Активизация мыслей и действий людей, направленных на их Я, привела к резкому росту количества советских автобиографий. Дело не только в том, что значительно больше людей сталио думать и писать о себе, но и в том, что автобиографический подход затронул совершенно новые слои населения. Этот процесс вел к тому, что люди стали нащупывать язык самовыражения одновременно с обучением чтению и письму[11]. И все же, хотя коммунистический режим внес значительный вклад в создание автобиографических свидетельств, голоса свидетелей не являлись лишь результатом приспособления к интересам режима. Язык Я не рождался из предопределенной идеологической литании. Скорее он существовал в более широкой революционной экосистеме, которую коммунистический режим не только создавал, но и сам являлся ее продуктом. Приверженность самосовершенствованию, общественной активности и самовыражению в согласии с историей возникла за много десятилетий до русской революции и уходила корнями в традиции русской интеллигенции. По сути дела, быть достойным определения интеллигент значило проявлять себя критически мыслящим субъектом истории. Это наследие XIX века сформировало самопонимание деятелей революции 1917 года и определило рамки проводившейся ими политики общественной идентичности и личного самоопределения[12].

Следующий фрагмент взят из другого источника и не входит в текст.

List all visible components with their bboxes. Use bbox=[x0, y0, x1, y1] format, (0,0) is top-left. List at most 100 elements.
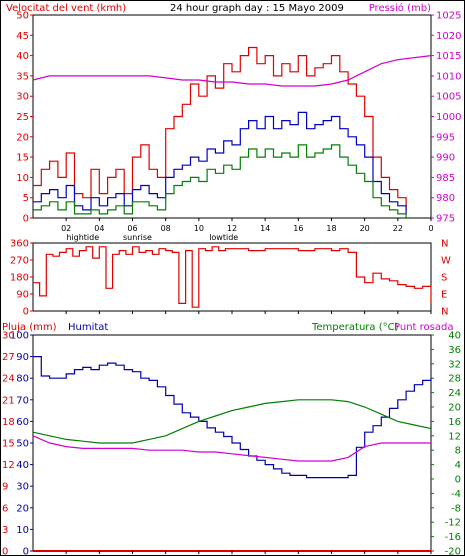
temperature-y-tick-label: 12 bbox=[448, 431, 461, 442]
wind-x-tick-label: 14 bbox=[260, 224, 270, 233]
pressure-y-tick-label: 980 bbox=[436, 193, 455, 204]
temperature-y-tick-label: -12 bbox=[445, 518, 461, 529]
direction-y-tick-label: 90 bbox=[16, 290, 29, 301]
wind_avg-line bbox=[33, 111, 407, 214]
wind-y-tick-label: 50 bbox=[16, 11, 29, 22]
temperature-y-tick-label: 20 bbox=[448, 403, 461, 414]
pressure-y-tick-label: 1000 bbox=[436, 112, 461, 123]
wind-speed-axis-title: Velocitat del vent (kmh) bbox=[6, 3, 126, 14]
chart-marks: 0510152025303540455097598098599099510001… bbox=[2, 11, 461, 556]
humidity-y-tick-label: 70 bbox=[16, 395, 29, 406]
wind-y-tick-label: 10 bbox=[16, 173, 29, 184]
pressure-y-tick-label: 995 bbox=[436, 132, 455, 143]
direction-y-tick-label: 180 bbox=[10, 273, 29, 284]
rain-y-tick-label: 27 bbox=[2, 352, 15, 363]
temperature-y-tick-label: 8 bbox=[455, 446, 461, 457]
humidity-y-tick-label: 30 bbox=[16, 482, 29, 493]
compass-label: N bbox=[441, 307, 448, 318]
rain-y-tick-label: 3 bbox=[2, 525, 8, 536]
wind_gust-line bbox=[33, 46, 407, 210]
temperature-y-tick-label: 4 bbox=[455, 460, 461, 471]
pressure-y-tick-label: 1010 bbox=[436, 71, 461, 82]
rain-y-tick-label: 6 bbox=[2, 503, 8, 514]
rain-y-tick-label: 9 bbox=[2, 482, 8, 493]
pressure-y-tick-label: 975 bbox=[436, 214, 455, 225]
rain-y-tick-label: 24 bbox=[2, 374, 15, 385]
wind-x-tick-label: 0 bbox=[428, 224, 433, 233]
compass-label: E bbox=[441, 290, 447, 301]
humidity-y-tick-label: 100 bbox=[10, 331, 29, 342]
temperature-y-tick-label: 16 bbox=[448, 417, 461, 428]
wind-y-tick-label: 15 bbox=[16, 153, 29, 164]
wind-x-tick-label: 12 bbox=[227, 224, 237, 233]
humidity-line bbox=[33, 356, 432, 479]
wind-y-tick-label: 35 bbox=[16, 71, 29, 82]
temperature-y-tick-label: 32 bbox=[448, 359, 461, 370]
pressure-y-tick-label: 1005 bbox=[436, 92, 461, 103]
pressure-y-tick-label: 990 bbox=[436, 153, 455, 164]
temperature-y-tick-label: -16 bbox=[445, 532, 461, 543]
wind-y-tick-label: 20 bbox=[16, 132, 29, 143]
compass-label: W bbox=[441, 256, 451, 267]
direction-line bbox=[33, 246, 432, 308]
humidity-y-tick-label: 60 bbox=[16, 417, 29, 428]
temperature-y-tick-label: -4 bbox=[451, 489, 461, 500]
graph-title: 24 hour graph day : 15 Mayo 2009 bbox=[170, 3, 344, 14]
wind-tide-label: lowtide bbox=[209, 233, 238, 242]
direction-y-tick-label: 0 bbox=[23, 307, 29, 318]
temperature-line bbox=[32, 399, 432, 444]
compass-label: N bbox=[441, 239, 448, 250]
wind-x-tick-label: 08 bbox=[161, 224, 171, 233]
pressure-y-tick-label: 1015 bbox=[436, 51, 461, 62]
pressure-line bbox=[32, 55, 432, 87]
wind-x-tick-label: 18 bbox=[326, 224, 336, 233]
humidity-y-tick-label: 50 bbox=[16, 439, 29, 450]
wind-x-tick-label: 22 bbox=[393, 224, 403, 233]
wind-tide-label: hightide bbox=[66, 233, 99, 242]
temperature-y-tick-label: 40 bbox=[448, 331, 461, 342]
direction-y-tick-label: 360 bbox=[10, 239, 29, 250]
dewpoint-line bbox=[32, 435, 431, 462]
wind-tide-label: sunrise bbox=[123, 233, 152, 242]
rain-y-tick-label: 30 bbox=[2, 331, 15, 342]
rain-y-tick-label: 15 bbox=[2, 439, 15, 450]
wind-y-tick-label: 40 bbox=[16, 51, 29, 62]
wind-x-tick-label: 04 bbox=[94, 224, 104, 233]
wind-x-tick-label: 06 bbox=[127, 224, 137, 233]
pressure-y-tick-label: 1020 bbox=[436, 31, 461, 42]
rain-axis-title: Pluja (mm) bbox=[2, 322, 57, 333]
humidity-y-tick-label: 90 bbox=[16, 352, 29, 363]
wind-x-tick-label: 16 bbox=[293, 224, 303, 233]
temperature-y-tick-label: 0 bbox=[455, 475, 461, 486]
compass-label: S bbox=[441, 273, 447, 284]
rain-y-tick-label: 12 bbox=[2, 460, 15, 471]
temperature-y-tick-label: 28 bbox=[448, 374, 461, 385]
wind-x-tick-label: 20 bbox=[360, 224, 370, 233]
humidity-y-tick-label: 40 bbox=[16, 460, 29, 471]
temperature-y-tick-label: 24 bbox=[448, 388, 461, 399]
wind-x-tick-label: 10 bbox=[194, 224, 204, 233]
humidity-axis-title: Humitat bbox=[68, 322, 108, 333]
temperature-y-tick-label: 36 bbox=[448, 345, 461, 356]
pressure-axis-title: Pressió (mb) bbox=[369, 2, 431, 14]
wind-y-tick-label: 0 bbox=[23, 214, 29, 225]
direction-y-tick-label: 270 bbox=[10, 256, 29, 267]
rain-y-tick-label: 18 bbox=[2, 417, 15, 428]
wind-y-tick-label: 30 bbox=[16, 92, 29, 103]
wind-y-tick-label: 45 bbox=[16, 31, 29, 42]
pressure-y-tick-label: 985 bbox=[436, 173, 455, 184]
humidity-y-tick-label: 80 bbox=[16, 374, 29, 385]
wind-y-tick-label: 25 bbox=[16, 112, 29, 123]
humidity-y-tick-label: 0 bbox=[23, 547, 29, 556]
pressure-y-tick-label: 1025 bbox=[436, 11, 461, 22]
wind_min-line bbox=[33, 144, 407, 218]
wind-x-tick-label: 02 bbox=[61, 224, 71, 233]
wind-y-tick-label: 5 bbox=[23, 193, 29, 204]
dewpoint-axis-title: Punt rosada bbox=[394, 322, 453, 333]
humidity-y-tick-label: 10 bbox=[16, 525, 29, 536]
temperature-y-tick-label: -20 bbox=[445, 547, 461, 556]
humidity-y-tick-label: 20 bbox=[16, 503, 29, 514]
temperature-axis-title: Temperatura (°C) bbox=[311, 322, 399, 333]
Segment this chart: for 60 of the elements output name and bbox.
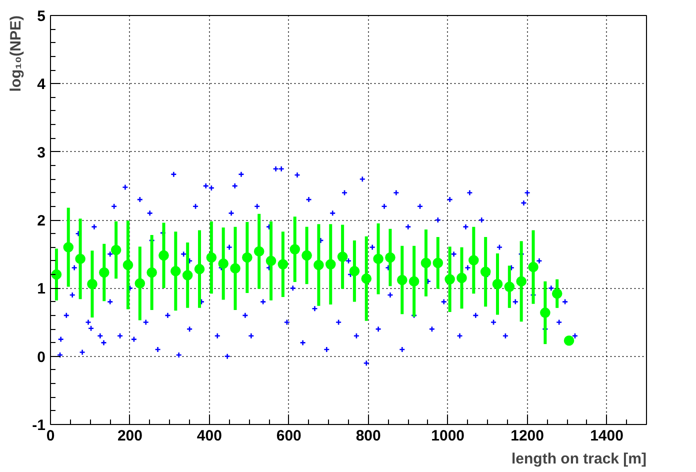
point: [87, 278, 98, 290]
point: [230, 263, 240, 274]
point: [373, 254, 384, 264]
x-tick-label: 200: [117, 428, 142, 444]
point: [194, 264, 205, 274]
point: [420, 258, 432, 268]
x-tick-label: 1200: [510, 428, 544, 444]
point: [552, 288, 562, 299]
point: [432, 258, 444, 268]
point: [63, 242, 74, 252]
point: [456, 272, 467, 284]
point: [122, 260, 134, 270]
point: [98, 267, 110, 278]
point: [349, 266, 360, 276]
point: [254, 246, 264, 256]
point: [206, 252, 217, 263]
y-tick-label: -1: [32, 417, 46, 434]
point: [540, 308, 550, 318]
x-tick-label: 1400: [590, 428, 624, 444]
point: [51, 269, 62, 280]
point: [110, 244, 122, 256]
point: [75, 254, 86, 264]
point: [564, 336, 574, 346]
y-tick-label: 1: [37, 280, 46, 298]
x-tick-label: 800: [356, 428, 381, 444]
y-tick-label: 2: [37, 212, 46, 230]
point: [408, 276, 420, 286]
point: [302, 250, 312, 261]
point: [492, 278, 503, 290]
point: [170, 266, 181, 276]
point: [480, 266, 491, 277]
point: [158, 250, 169, 261]
y-tick-label: 4: [37, 76, 46, 94]
point: [528, 262, 538, 272]
y-tick-label: 3: [37, 144, 46, 162]
x-tick-label: 400: [196, 428, 222, 444]
point: [266, 256, 276, 266]
point: [242, 252, 252, 263]
point: [361, 273, 372, 284]
point: [504, 282, 515, 292]
point: [444, 274, 455, 284]
x-tick-label: 1000: [431, 428, 465, 444]
point: [218, 258, 228, 269]
y-tick-label: 0: [37, 348, 46, 366]
point: [290, 244, 300, 254]
point: [146, 267, 157, 278]
point: [337, 252, 348, 262]
y-axis-title: log₁₀(NPE): [8, 15, 24, 92]
y-tick-label: 5: [37, 8, 46, 25]
point: [396, 274, 408, 286]
point: [385, 252, 396, 263]
x-axis-title: length on track [m]: [511, 450, 647, 468]
point: [314, 260, 324, 270]
x-tick-label: 600: [276, 428, 302, 444]
point: [134, 278, 146, 289]
point: [516, 276, 526, 286]
point: [278, 259, 288, 270]
point: [468, 255, 479, 266]
point: [325, 259, 336, 270]
point: [182, 270, 193, 280]
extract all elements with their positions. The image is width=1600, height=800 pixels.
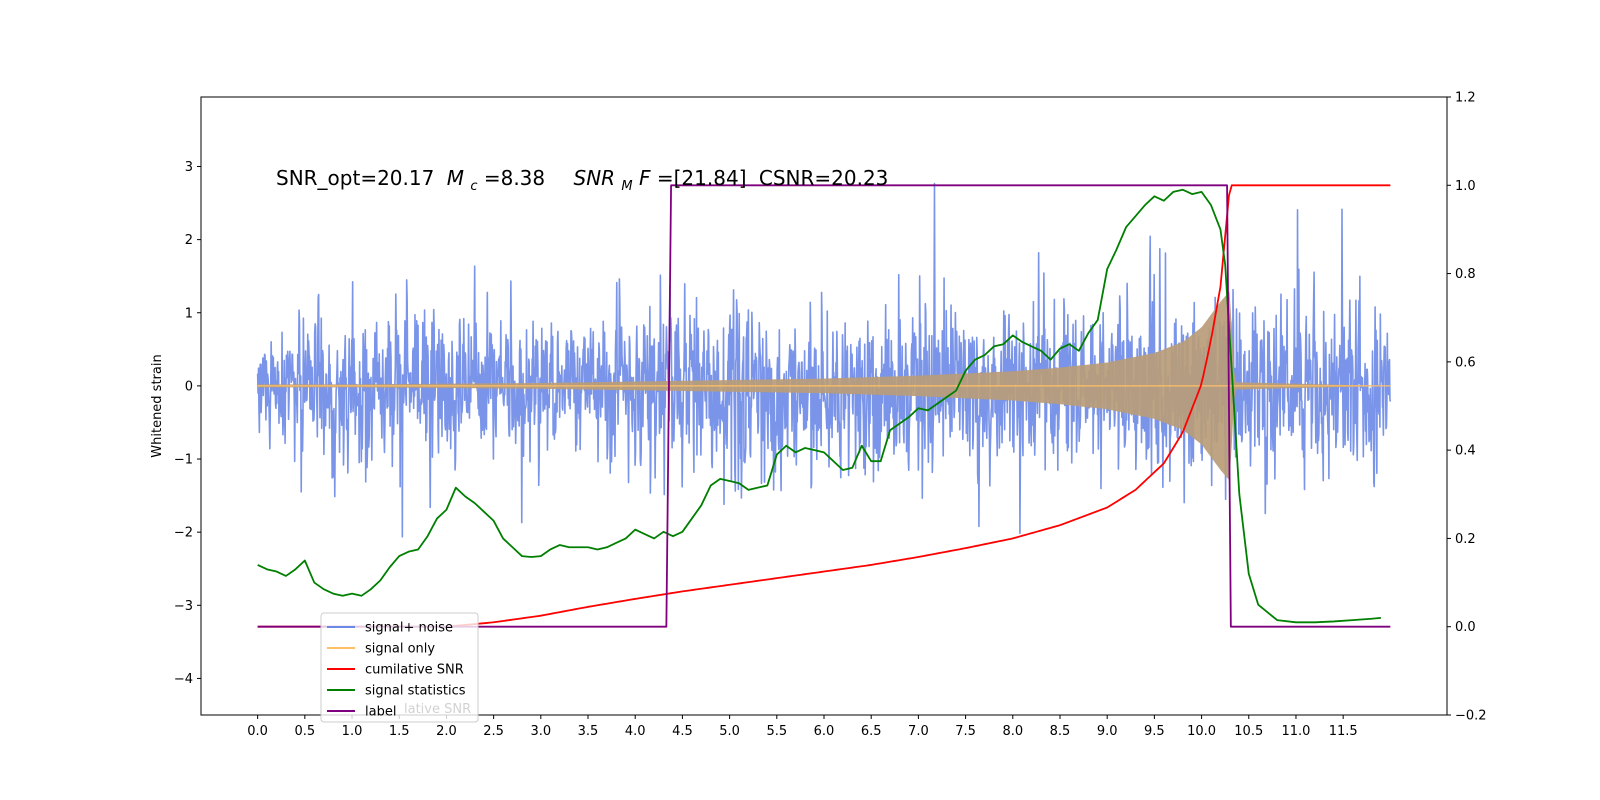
left-y-tick-label: −2 (174, 526, 193, 541)
legend-label: cumilative SNR (365, 663, 464, 678)
annotation-mc-subscript: c (470, 179, 477, 194)
right-y-tick-label: 0.8 (1455, 267, 1476, 282)
x-tick-label: 7.5 (955, 724, 976, 739)
annotation-snrmf-f: F (639, 166, 651, 190)
legend-label: label (365, 705, 396, 720)
left-y-tick-label: −1 (174, 453, 193, 468)
right-y-tick-label: −0.2 (1455, 709, 1487, 724)
left-y-tick-label: 0 (185, 379, 193, 394)
legend-label: signal+ noise (365, 621, 453, 636)
legend-box (320, 612, 479, 723)
x-tick-label: 7.0 (908, 724, 929, 739)
right-y-tick-label: 0.6 (1455, 355, 1476, 370)
x-tick-label: 3.5 (578, 724, 599, 739)
x-tick-label: 3.0 (530, 724, 551, 739)
right-y-tick-label: 1.0 (1455, 179, 1476, 194)
x-tick-label: 8.0 (1002, 724, 1023, 739)
legend-ghost-text: lative SNR (404, 702, 471, 717)
x-tick-label: 2.0 (436, 724, 457, 739)
left-y-tick-label: 1 (185, 306, 193, 321)
x-tick-label: 5.5 (766, 724, 787, 739)
annotation-mc-symbol: M (447, 166, 464, 190)
x-tick-label: 6.0 (814, 724, 835, 739)
annotation-snrmf-value: =[21.84] (657, 166, 747, 190)
x-tick-label: 9.5 (1144, 724, 1165, 739)
left-y-tick-label: −4 (174, 672, 193, 687)
annotation-csnr: CSNR=20.23 (759, 166, 889, 190)
x-tick-label: 8.5 (1050, 724, 1071, 739)
left-y-tick-label: 3 (185, 160, 193, 175)
annotation-mc-value: =8.38 (484, 166, 545, 190)
left-y-tick-label: −3 (174, 599, 193, 614)
chart-annotation: SNR_opt=20.17 M c =8.38 SNR M F =[21.84]… (276, 166, 888, 195)
right-y-axis: 1.2 1.0 0.8 0.6 0.4 0.2 0.0 −0.2 (1447, 91, 1487, 724)
x-tick-label: 11.0 (1281, 724, 1310, 739)
left-y-axis: 3 2 1 0 −1 −2 −3 −4 (174, 160, 201, 687)
legend-label: signal only (365, 642, 435, 657)
x-tick-label: 5.0 (719, 724, 740, 739)
label-line (257, 184, 1391, 628)
y-axis-label: Whitened strain (150, 354, 165, 457)
x-tick-label: 11.5 (1329, 724, 1358, 739)
x-tick-label: 10.0 (1187, 724, 1216, 739)
right-y-tick-label: 0.2 (1455, 532, 1476, 547)
annotation-snrmf-subscript: M (621, 179, 632, 194)
x-tick-label: 1.0 (342, 724, 363, 739)
x-tick-label: 4.0 (625, 724, 646, 739)
x-tick-label: 1.5 (389, 724, 410, 739)
x-tick-label: 10.5 (1234, 724, 1263, 739)
right-y-tick-label: 1.2 (1455, 91, 1476, 106)
x-tick-label: 0.5 (294, 724, 315, 739)
x-axis: 0.0 0.5 1.0 1.5 2.0 2.5 3.0 3.5 4.0 4.5 5.0 5.5 6.0 6… (247, 715, 1358, 739)
x-tick-label: 4.5 (672, 724, 693, 739)
legend-label: signal statistics (365, 684, 466, 699)
legend: lative SNR signal+ noise signal only cumil… (320, 612, 479, 723)
x-tick-label: 9.0 (1097, 724, 1118, 739)
signal-statistics-line (257, 188, 1382, 624)
right-y-tick-label: 0.4 (1455, 444, 1476, 459)
left-y-tick-label: 2 (185, 233, 193, 248)
x-tick-label: 0.0 (247, 724, 268, 739)
x-tick-label: 6.5 (861, 724, 882, 739)
right-y-tick-label: 0.0 (1455, 620, 1476, 635)
annotation-snrmf-symbol: SNR (574, 166, 616, 190)
annotation-snr-opt: SNR_opt=20.17 (276, 166, 434, 190)
x-tick-label: 2.5 (483, 724, 504, 739)
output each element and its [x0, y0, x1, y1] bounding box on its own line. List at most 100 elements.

Некоторые советские революционеры считали дневник, наряду с другими формами автобиографической практики, средством самоосмысления и самопреобразования. Но другие смотрели на него с тревогой и подозрением, считая ведение дневника сугубо «буржуазной» деятельностью. О том, подобает ли коммунисту вести дневник, спорили. Ведение дневника было оправдано при условии, что оно способствовало развитию социалистического сознания и воли к действию, но существовала также возможность, что оно приведет к пустой болтовне или даже хуже к «гамлетизму» — мрачным раздумьям вместо революционных поступков. Люди, писавшие дневники в уединении, не под контролем товарищей, рисковали оторваться от воспитывавшего их коллектива. Без такого контроля дневник стойкого коммуниста мог превратиться в рассадник контрреволюционных настроений. Не случайно дневники были одними из самых желанных для органов документов во время обысков в домах предполагаемых «врагов народа».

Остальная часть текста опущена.